Prof. Mohamad Abdalla is the Director of the Centre for Islamic Thought and Education (CITE), School of Education at the University of South Australia. Prof. Abdalla is one of Australia’s most prominent and respected Muslim leaders, combining the roles of an academic scholar, public intellectual, community leader and commentator. Over the last 20 years, Prof Abdalla played a leading role in establishing Islamic Studies (Research and Teaching) as an academic area of study in Australia. He also played a key role in establishing Islamic Studies as a Major across three well-known universities in Australia namely the University of Melbourne, Griffith University and the University of Western Sydney. Prof. Abdalla recently paid a visit to SQU and singed a Letter of Agreement with the College of Education at SQU to promote cooperation in teaching, research and other areas of mutual interest between his Centre and the College of Education.

Could you shed light on the activities of the Centre for Islamic Thought and Education (CITE) at the University of South Australia?

CITE aims to be the leading knowledge hub for Islamic thought and education in Australasia. CITE will achieve this in ways that benefit communities nationally and globally, building on Islam’s long tradition of scholarship and awareness of the modern context. CITE’s philosophy is to promote empirical research informed by Islamic methodologies, philosophies and pedagogies, cognizant of the unique Australian context. CITE’s deep conviction is that academic research and teaching must positively affect engagement with community, media, government and non-government organizations. It must empower vulnerable and disempowered communities. This is at the heart of CITE’s philosophy.

What differentiates CITE from other seats of learning across the world that are specialized in teaching and research of Islamic thought and civilization? 

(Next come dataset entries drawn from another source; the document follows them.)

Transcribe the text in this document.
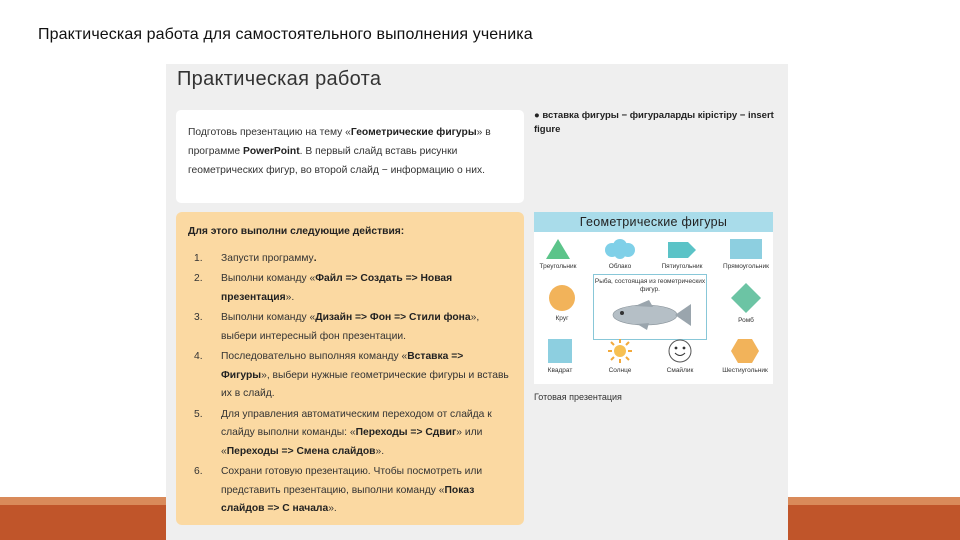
Практическая работа для самостоятельного выполнения ученика
Практическая работа
Подготовь презентацию на тему «Геометрические фигуры» в программе PowerPoint. В первый слайд вставь рисунки геометрических фигур, во второй слайд − информацию о них.
● вставка фигуры − фигураларды кірістіру − insert figure
Для этого выполни следующие действия:
1.	Запусти программу.
2.	Выполни команду «Файл => Создать => Новая презентация».
3.	Выполни команду «Дизайн => Фон => Стили фона», выбери интересный фон презентации.
4.	Последовательно выполняя команду «Вставка => Фигуры», выбери нужные геометрические фигуры и вставь их в слайд.
5.	Для управления автоматическим переходом от слайда к слайду выполни команды: «Переходы => Сдвиг» или «Переходы => Смена слайдов».
6.	Сохрани готовую презентацию. Чтобы посмотреть или представить презентацию, выполни команду «Показ слайдов => С начала».
Геометрические фигуры
Треугольник	Облако	Пятиугольник	Прямоугольник
Круг
Рыба, состоящая из геометрических фигур.
Ромб
Квадрат	Солнце	Смайлик	Шестиугольник
Готовая презентация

Bringing together researchers specializing in Islamic civilization, psychology, ethics, leadership, management, finance and education, CITE’s staff has extensive academic experience in Islamic studies, and importantly, substantial understanding of the needs and aspirations of the Australian Muslim communities. CITE’s staff have actively participated in the affairs of the community for the last two decades and are well placed to explore issues that affect them, and engage with them in a holistic and grounded way. The Centre has major, ongoing impact on the deeper understanding of Islam and Muslims, and their place in Australia and the modern world. The Centre provides a model for research, teaching and community engagement that are supported by a comprehensive understanding of Islam and Muslims based on Islam’s sacred traditions and contemporary realties.

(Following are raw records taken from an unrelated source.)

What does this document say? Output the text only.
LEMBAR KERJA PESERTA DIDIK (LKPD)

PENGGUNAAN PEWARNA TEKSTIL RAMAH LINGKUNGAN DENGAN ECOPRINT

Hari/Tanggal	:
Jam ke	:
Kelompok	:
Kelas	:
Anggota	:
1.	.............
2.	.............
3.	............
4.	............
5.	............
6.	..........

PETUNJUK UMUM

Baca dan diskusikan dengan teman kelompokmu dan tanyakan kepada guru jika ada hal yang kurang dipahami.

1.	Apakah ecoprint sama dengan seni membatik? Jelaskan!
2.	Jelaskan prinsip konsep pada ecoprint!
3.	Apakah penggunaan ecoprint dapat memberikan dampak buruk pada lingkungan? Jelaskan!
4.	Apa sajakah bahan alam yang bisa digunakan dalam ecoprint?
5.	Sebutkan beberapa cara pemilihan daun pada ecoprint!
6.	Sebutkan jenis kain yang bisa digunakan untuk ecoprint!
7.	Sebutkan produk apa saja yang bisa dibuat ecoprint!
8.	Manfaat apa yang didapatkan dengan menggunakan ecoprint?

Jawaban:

What are the major research focus areas of CITE at present?

CITE focuses on a number of key research areas including domestic and family violence (DFV) in Muslim and culturally and linguistically diverse or faith-based communities; Islamic school renewal; Islamic finance; and leadership and its processes in Islamic organizations. Our Centre engages with academics, journalists, politicians, and the wider community in order to inform, educate, and build bridges of understanding, and to promote a spirit of interconnectedness.

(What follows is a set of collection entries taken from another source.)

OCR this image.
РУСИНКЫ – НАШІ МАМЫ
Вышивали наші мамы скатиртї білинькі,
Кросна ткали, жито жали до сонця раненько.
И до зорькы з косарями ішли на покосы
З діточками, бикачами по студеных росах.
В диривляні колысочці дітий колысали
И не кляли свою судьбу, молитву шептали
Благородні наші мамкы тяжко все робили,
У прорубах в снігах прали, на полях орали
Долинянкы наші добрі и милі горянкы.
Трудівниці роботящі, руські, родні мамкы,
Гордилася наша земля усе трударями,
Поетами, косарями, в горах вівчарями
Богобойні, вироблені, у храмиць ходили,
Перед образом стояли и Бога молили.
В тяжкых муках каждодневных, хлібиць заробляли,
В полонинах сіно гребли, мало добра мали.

How would you comment on the academic and research ties between CITE and SQU?

The Centre started its academic relationship with SQU from 2016 when Director of CITE and colleagues visited SQU to discuss academic collaborations. We visited SQU again in 2017 and 2018. The existing collaboration has led to a number of important initiatives, including: signing of an MoU between the two universities; enrolment of three Omani PhD students at UniSA’s School of Education to undertake research in early childhood education; three of SQU’s academic staff listed as adjunct scholars with CITE; and SQU staff participated at CITE’s Annual Islamic Schooling Conference. Representatives from both institutions engaged in strategic discussions about sustainable academic collaborations including joint research projects, staff and student exchange programs.

Why do you think that strong partnership between SQU and UniSA is important? What are the prospective areas of research collaboration that you foresee for the next few years?

Over the centuries, Oman was positively engaged with various civilisations such as the ancient Persian and Mesopotamian. Importantly, Oman has been able to create a unique multi-cultural and multi-religious society. Oman and its people have earned a noble reputation in the world today for being tolerant, respectful and gentle. These are important attributes in today’s conflict driven-world. This is consistent with CITE’s vision and philosophy.

The prospective areas of research collaborations between UniSA and SQU are many, including Islamic education, Islamic pedagogy, early childhood education, curriculum development and teacher training. Other collaborations could include staff and student exchange programs, and hosting and participation in conferences of mutual interest.